反対側は、、(海軍予算が不足しているのは日本自体の財政難の影響であるため。そのため莫大な資金を使用する計画を見直す必要がある)、、という理由だ。


「仮想敵国であるロシアがいなくなったのになぜ軍拡をする必要があるのだ。今は内閣に歩調を合わせる時ではないのか。」


土屋は短期で精神論の考えをもつ松本を説得することに嫌気が指しながらと思っていたも表情に出さずにいた。


「仮想敵国はアメリカだ。あの国はいつの日か我が国に侵攻してくるに違いない。それともう一つ日本の海軍力を世界の国々にアピールが出来るため我らも列強の一員として世界から見られることだ。そんな事も考えられんのですか、少将殿。」


この会議でまだ一度も意見を言ってない土屋に松本は反論されたので土屋を睨み付けた。


土屋が海軍上層部の中で高評価のことに大きな不満を松本が持っていることに気づいていたため斎藤海軍大臣は松本の土屋に対する態度の悪さをスルーした。


「儂を追い抜くことができたから調子に乗っておると今川義元のようになるぞ。」


土屋は笑みを浮かべながら松本に言った。


「少将の身分で上官の中将に口答えするな。それに織田信長が海軍内部にいるとは思えない。なんせ部下達は上官に媚びを売って取り入ってもらうことに必死だろうからな。自分も昔同じようなことをやったからな。あなたもやっていたでしょ?」


土屋の意見をはっきり否定するように松本は言い、右横に座る斎藤に目で、、(土屋を退場させてください)、、と訴えた。


「土屋少将、松本中将。冷静になってくれ。それに二人とも言い過ぎだ。だが、今川義元とは少し度が過ぎると思うよ、土屋少将。少し頭を冷やしてきたらどうだ。決定事項は追って報告する。」


斎藤は土屋が目障りになってきたため彼に言った。周りに味方がいないことを悟って会議室を土屋は出た。
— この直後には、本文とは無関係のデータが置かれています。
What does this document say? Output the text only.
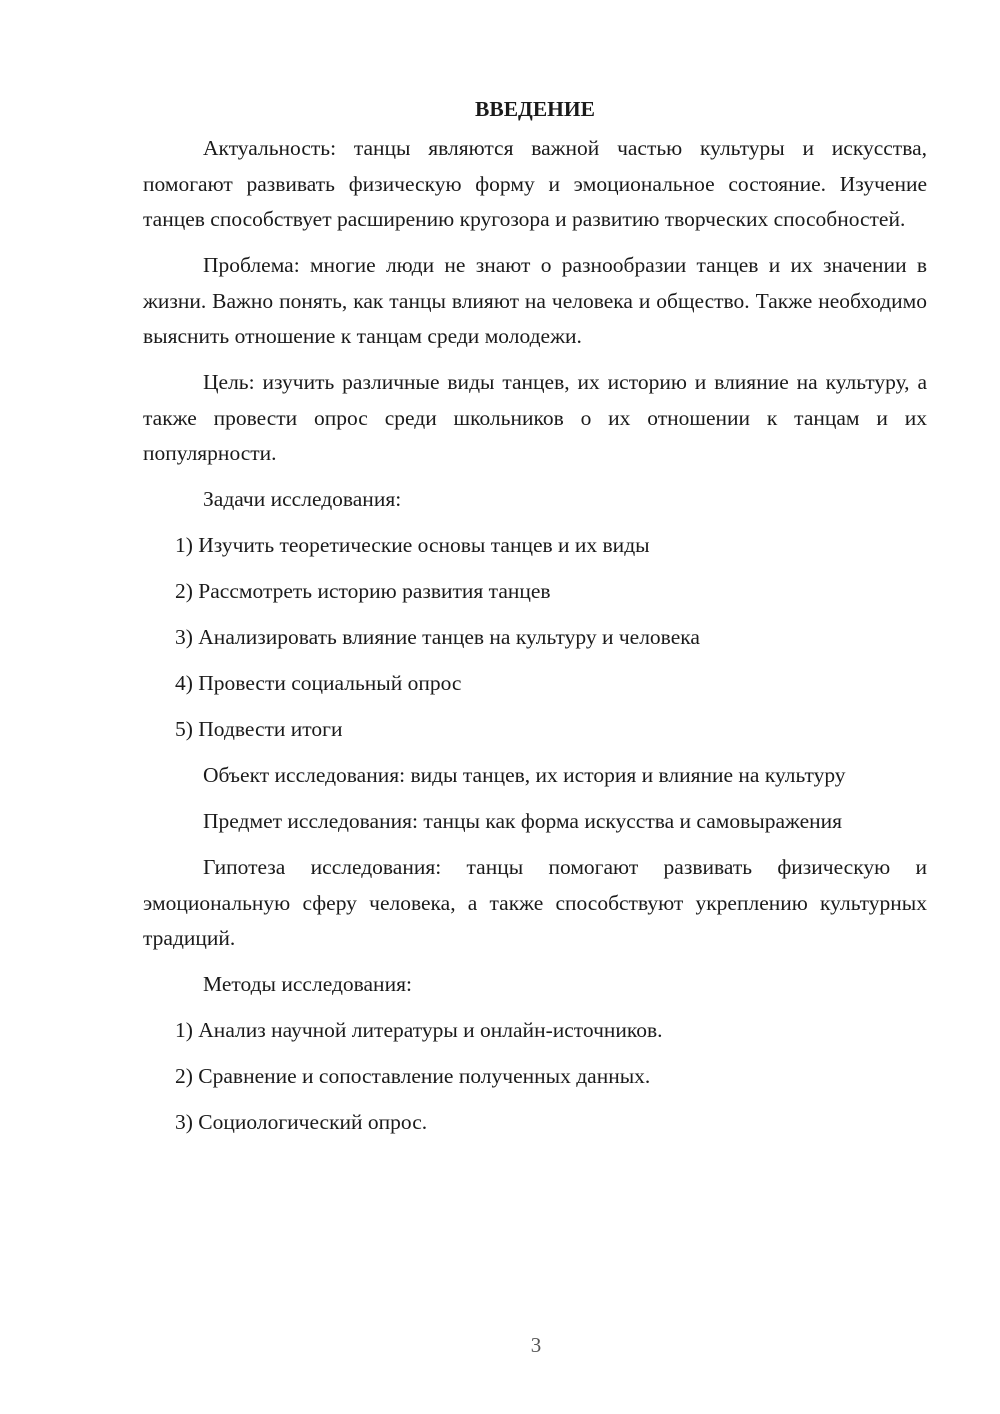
ВВЕДЕНИЕ

Актуальность: танцы являются важной частью культуры и искусства, помогают развивать физическую форму и эмоциональное состояние. Изучение танцев способствует расширению кругозора и развитию творческих способностей.

Проблема: многие люди не знают о разнообразии танцев и их значении в жизни. Важно понять, как танцы влияют на человека и общество. Также необходимо выяснить отношение к танцам среди молодежи.

Цель: изучить различные виды танцев, их историю и влияние на культуру, а также провести опрос среди школьников о их отношении к танцам и их популярности.

Задачи исследования:

1) Изучить теоретические основы танцев и их виды

2) Рассмотреть историю развития танцев

3) Анализировать влияние танцев на культуру и человека

4) Провести социальный опрос

5) Подвести итоги

Объект исследования: виды танцев, их история и влияние на культуру

Предмет исследования: танцы как форма искусства и самовыражения

Гипотеза исследования: танцы помогают развивать физическую и эмоциональную сферу человека, а также способствуют укреплению культурных традиций.

Методы исследования:

1) Анализ научной литературы и онлайн-источников.

2) Сравнение и сопоставление полученных данных.

3) Социологический опрос.

3
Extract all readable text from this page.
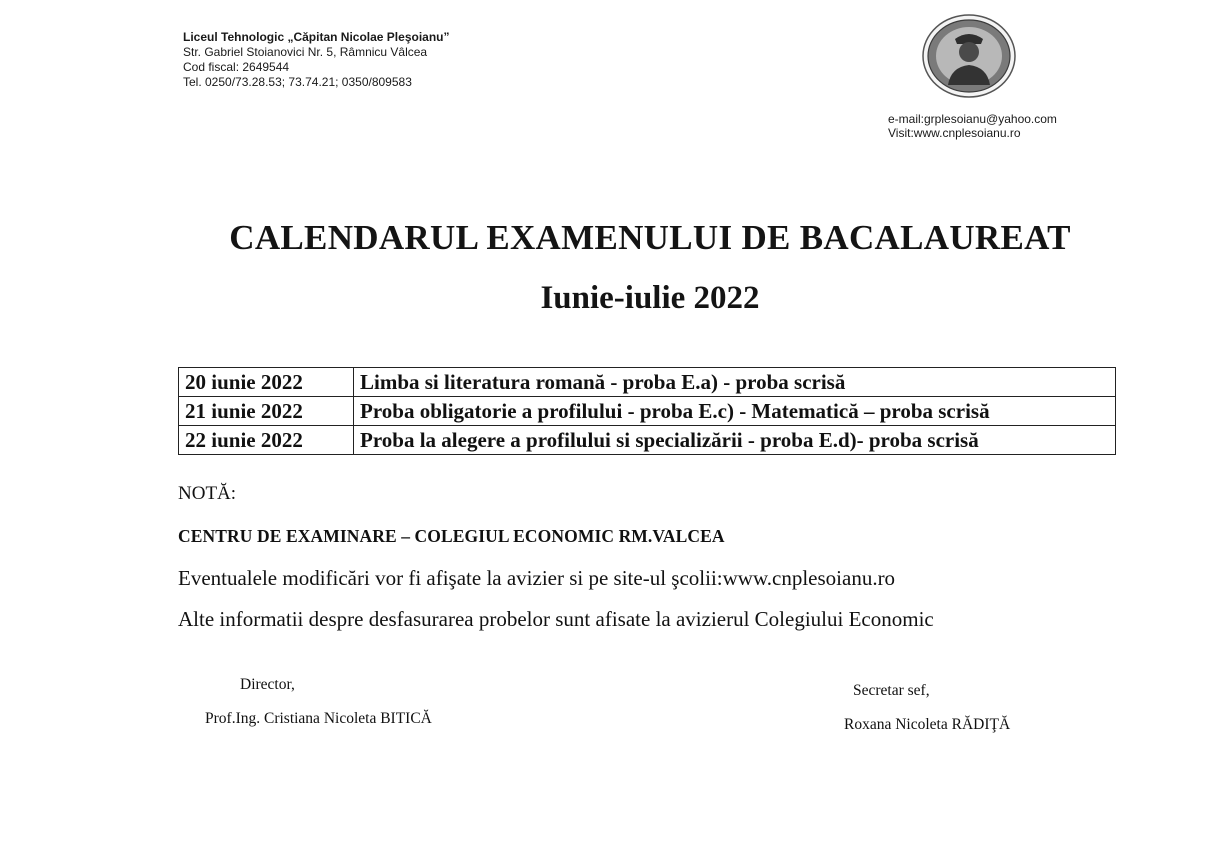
Liceul Tehnologic „Căpitan Nicolae Pleşoianu”
Str. Gabriel Stoianovici Nr. 5, Râmnicu Vâlcea
Cod fiscal: 2649544
Tel. 0250/73.28.53; 73.74.21; 0350/809583
e-mail:grplesoianu@yahoo.com
Visit:www.cnplesoianu.ro
CALENDARUL EXAMENULUI DE BACALAUREAT
Iunie-iulie 2022
20 iunie 2022	Limba si literatura romană - proba E.a) - proba scrisă
21 iunie 2022	Proba obligatorie a profilului - proba E.c) - Matematică – proba scrisă
22 iunie 2022	Proba la alegere a profilului si specializării - proba E.d)- proba scrisă
NOTĂ:
CENTRU DE EXAMINARE – COLEGIUL ECONOMIC RM.VALCEA
Eventualele modificări vor fi afişate la avizier si pe site-ul şcolii:www.cnplesoianu.ro
Alte informatii despre desfasurarea probelor sunt afisate la avizierul Colegiului Economic
Director,
Prof.Ing. Cristiana Nicoleta BITICĂ
Secretar sef,
Roxana Nicoleta RĂDIŢĂ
「海軍に織田信長はいないかもしれないが智将竹中半兵衛はおるよ。」


人事局に向かいながら誰もいない廊下でポツリと呟いた。




 


「藤伊、何か素晴らしい功績を三年以内出せ。そうしたら将来海軍大将になれぞ」


土屋は松本に一杯喰わせてやりたい気持ちであったため人事局内にいた藤伊を見つけて彼に鬼の顔をして言った。人事局職員たちは、、(しめしめ藤伊大尉の困った顔が見れる)、、と期待していた。


「わかりました。それと海軍上層部に人事局の急な鎮守府同市の技術者交換の説明は大幅に延期されると思っています。自分の予想では早くて一年後かと。」


藤伊はニコニコしながらある大きな茶封筒を渡した。


 「そうか、わかった。」


土屋は藤伊の答えを聞き満足気に頷いた。それ以上何も言わず土屋は藤伊から手渡された大きな茶封筒の中をちょっと見た。中身を見て苦笑いをしながら局長室に入った。





藤伊から手渡された大きな茶封筒の中身にはイギリスのヴィッカースが建造中の大日本帝国海軍の最新艦(金剛型戦艦一番艦、金剛)関係の書類が入っていた。